A Pedagogia da esperança
Desses princípios fundamentais resultava
logicamente a Pedagogia da Esperança. A educação não era mais o ajustamento do
ser aos moldes ditados pelos rabinos do Templo, a imposição de fora para dentro
da moral farisaica, mas o despertar das criaturas para Deus através dos
estímulos da palavra e do exemplo. A salvação pela graça não era um privilégio
de alguns, mas o direito de todos. Jesus ensinava e exemplificava e seus
discípulos faziam o mesmo. Chamava as crianças a si para abençoá-las e
despertar-lhes, com palavras de amor, os sentimentos mais puros. Nem os
apóstolos entenderam aquela atitude estranha: um rabi cheio da sabedoria da
Torá perder tempo com as crianças ao invés de ensinar coisas graves aos homens.

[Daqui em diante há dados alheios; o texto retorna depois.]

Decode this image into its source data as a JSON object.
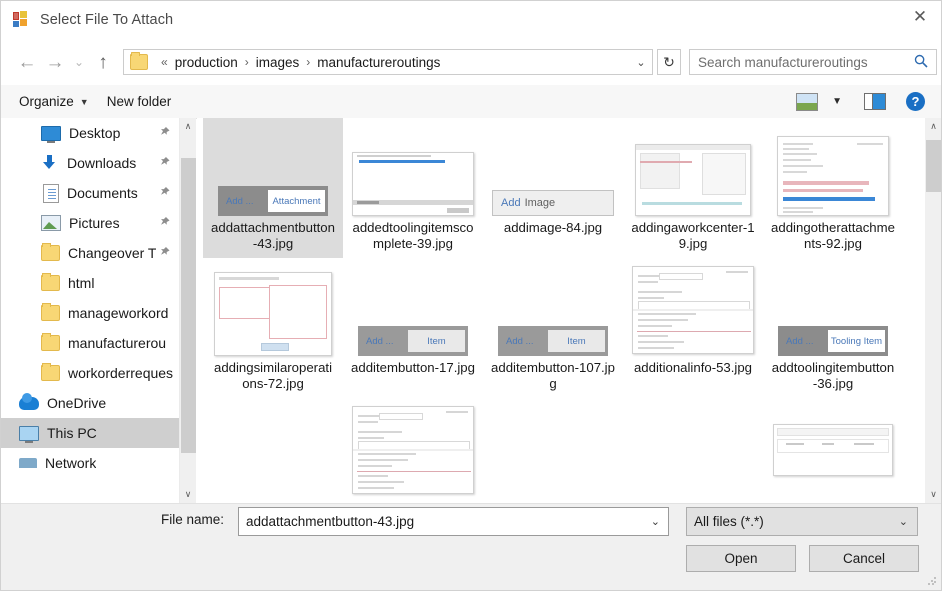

Mas Jesus lhes disse: "Deixai vir a mim os pequeninos, porque deles é o
Reino dos Céus".
Sua condição de mestre é afirmada por ele
mesmo: "Vós me chamais mestre e senhor, e dizeis bem, porque eu o
sou". Sim, ele é o mestre do Mundo, o senhor dos homens, de todos os
homens, sem qualquer distinção. Cada criatura humana é para ele um educando, um
aluno, como escreveu o Dr. Sérgio Valle: "matriculado na Escola da
Terra". Assim, a Terra não é mais o paraíso dos privilegiados e o inferno
dos condenados. É a grande escola em que todos aprendemos, em que todos nos
educamos. A Pedagogia da Esperança oferece a todos a oportunidade de salvação,
porque a salvação está na educação.
Vejamos este expressivo trecho de Francisco
Arroyo em sua "História Geral da Pedagogia":
"Jesus possui todas as qualidades
do educador perfeito. Os recursos pedagógicos de que se serve conduzem o
educando, com feliz e profunda alegria, à verdade essencial dos seus ensinos.
Por isso pode sacudir e despertar a consciência adormecida do seu próprio povo,
asfixiado sob o peso excessivo da lei mosaica e da política imperialista da
época".
"Os ensinos de Jesus são sempre
adaptados aos ouvintes. Ele pronuncia as suas palavras de forma compreensível
para todos, sempre nas ocasiões mais oportunas. Recorre frequentemente às
imagens e parábolas, dando maior plasticidade às suas ideias".
"A Pedagogia do mestre é também
gradual. Não cai jamais em precipitações que possam fazer malograr o
aprendizado. Semeia e espera que as sementes germinem e frutifiquem: Tenho ainda
muito a vos dizer, mas vós não o podeis suportar agora".
"Como todo educador genial, Jesus
emprega em alto grau a arte de interrogar, de expor, de excitar o interesse dos
discípulos. Seus colóquios decorrem sempre num ambiente de incomparável
simpatia. É digno, severo, paciente, segundo as circunstâncias e os
interlocutores".
Os seus ensinos são claros e
intuitivos. Cria figuras literárias e busca exemplos da vida cotidiana para
esclarecer o seu pensamento. Aperfeiçoou a forma da parábola e revestiu-a de
incomparável esplendor" (Riboulet).
"Seus ensinos têm um toque de autoridade (Eu sou o caminho, a verdade e a vida, todo o poder me foi concedido). Mas exerce com suavidade a sua autoridade.